Он успел как раз вовремя. Подлетев к бьющей задом, дрожащей от возбуждения кобыле, он ухватился за повод, перехватил Девочку под уздцы, вывел ее на шаг. Он говорил что-то успокаивающее — Клементина не понимала кому и что. Потом остановился, остановил Девочку, передал повод смущенному де Ларошу, соскочил со своего коня. Подошел, протянул руки:
— Спускайтесь!
Она едва не упала, ступив на землю. Оказавшись в безопасности, вдруг разрыдалась:
— Я ненавижу… ненавижу эти дамские седла.
Филипп прижал голову жены к своей груди:
— Нелепое вы существо, Клементина.
* * * *
Еще до наступления темноты они добрались до постоялого двора. Гостей было мало, так что Клементине досталась вполне приличная комната — с камином, широченной кроватью и плотно закрывающимися ставнями.
— Лучшая комната из возможных, — сказала хозяйка, зажигая одну за другой свечи: на стенах, камине, столе.
Филипп молчал. Ждал, пока женщина разведет огонь и расстелит постель.
Оставшись с женой наедине, принял и положил на край стола отделанные вышивкой перчатки, повесил на спинку стула ее плащ, привычным жестом вынул из ее прически шпильки, крепившие к волосам шляпку, взялся расшнуровывать корсет. С холодной учтивостью помог Клементине освободиться от дорожного платья.
— Вы напрасно отказались взять с собой Мари, — проговорила она с легким укором.
— Скоро мы будем дома, — ответил. — Там у вас появится возможность выбрать себе среди местных горничную по вашему вкусу.
— Но…
— Я не желаю, чтобы хоть что-то напоминало вам о жизни, которой больше не случится. Живите в моем, — а теперь и вашем, — доме, наполните вашу жизнь маленькими женскими радостями.

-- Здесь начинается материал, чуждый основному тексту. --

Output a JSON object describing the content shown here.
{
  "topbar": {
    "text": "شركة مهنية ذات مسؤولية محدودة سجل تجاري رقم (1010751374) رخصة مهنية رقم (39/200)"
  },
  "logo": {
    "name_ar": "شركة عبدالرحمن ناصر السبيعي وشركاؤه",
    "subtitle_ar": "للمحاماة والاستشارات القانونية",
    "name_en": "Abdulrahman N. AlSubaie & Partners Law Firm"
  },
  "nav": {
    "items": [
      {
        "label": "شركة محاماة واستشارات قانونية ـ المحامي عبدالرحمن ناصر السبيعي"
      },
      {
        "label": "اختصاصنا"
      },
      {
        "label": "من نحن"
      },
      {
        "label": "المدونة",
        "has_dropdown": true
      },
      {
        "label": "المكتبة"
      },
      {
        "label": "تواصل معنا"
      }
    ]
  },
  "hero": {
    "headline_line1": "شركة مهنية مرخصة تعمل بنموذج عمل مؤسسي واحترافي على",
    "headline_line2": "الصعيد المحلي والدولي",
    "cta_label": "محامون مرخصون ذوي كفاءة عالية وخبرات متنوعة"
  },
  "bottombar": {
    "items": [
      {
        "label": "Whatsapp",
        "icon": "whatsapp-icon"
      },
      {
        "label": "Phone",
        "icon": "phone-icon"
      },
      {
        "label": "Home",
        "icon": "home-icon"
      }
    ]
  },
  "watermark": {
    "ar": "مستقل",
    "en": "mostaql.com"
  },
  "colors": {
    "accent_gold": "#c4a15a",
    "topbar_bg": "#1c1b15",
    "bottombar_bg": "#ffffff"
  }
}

Музицируйте, вышивайте, читайте книги. Делайте что хотите, но не рассчитывайте вернуться ко двору.
Она смотрела на него в молчании.
— Я не жду понимания, — добавил он спокойно. — Я жду повиновения.
Уже выходя из комнаты, обернулся:
— Дверь можно не запирать, сегодня на лестнице будет дежурить Пино.
* * * *
Дождь, начавшийся, едва они пересекли порог гостиницы, продолжался всю ночь, потом весь день. К вечеру следующего дня дороги окончательно развезло. Колеса экипажа вязли в разбухшей от влаги земле. Кони оскальзывались и нервничали. Но Филипп и не думал останавливаться. Он спешил. Король ждал его возвращения.
Филипп с трудом признавался себе, что его спешку можно объяснить и другими, менее возвышенными, причинами: он желал освободиться. Ему вдруг стало казаться, что стоит ему добраться до замка и устроить в нем жену, как жизнь его необъяснимым, чудесным образом войдет в прежнее русло. Что с того момента, как он выполнит этот свой долг, он получит снова возможность безоглядно служить своему королю, воевать во имя Людовика и Франции, и ничто и никто больше не заставит его отступить от его истинного предназначения. Ничто и никто.
Поэтому он не обращал внимания на усталость, на холод и дурное настроение спутников. Он двигался вперед.
* * * *
С прибытием господина и его жены в замке Грасьен началась суматоха.
Филипп не удосужился послать гонца заранее, чтобы предупредить о своем скором прибытии. Клементина была удивлена.
Не сумев проигнорировать ее безмолвный вопрос, Филипп раздраженно произнес:
— В дороге каждая шпага на счету. Не было никакого смысла лишаться ее ради того только, чтобы в зале загодя был затоплен камин.
Клементина не спорила. Она слишком устала и была очень напряжена. Кроме того, ей, кажется, следовало благодарить Филиппа за такое неожиданное отступление от правил. Ведь из-за этой суматохи у слуг не было времени рассматривать и обсуждать свою новую госпожу. А у нее, напротив, было время прийти в себя и справиться с растерянностью.
Слуги увидели ее мельком, когда управляющий Перье выстроил их всех, чтобы они могли поприветствовать своего господина и его супругу. И тот сразу же отправил их заниматься каждого своим делом.
И все же Клементина показалась им чересчур молодой и красивой, для того чтобы быть хорошей хозяйкой. Впрочем, подобные суждения были естественны для слуг, средний возраст которых приближался к пятидесяти годам. Большинство из них служило здесь с тех пор еще, когда господин их был маленьким мальчиком. И после смерти родителей Филиппа они, оставленные при доме, чувствовали себя его опорой. Никому из них не хотелось перемен. А молодая хозяйка, как ни крути, несла эти перемены с собой.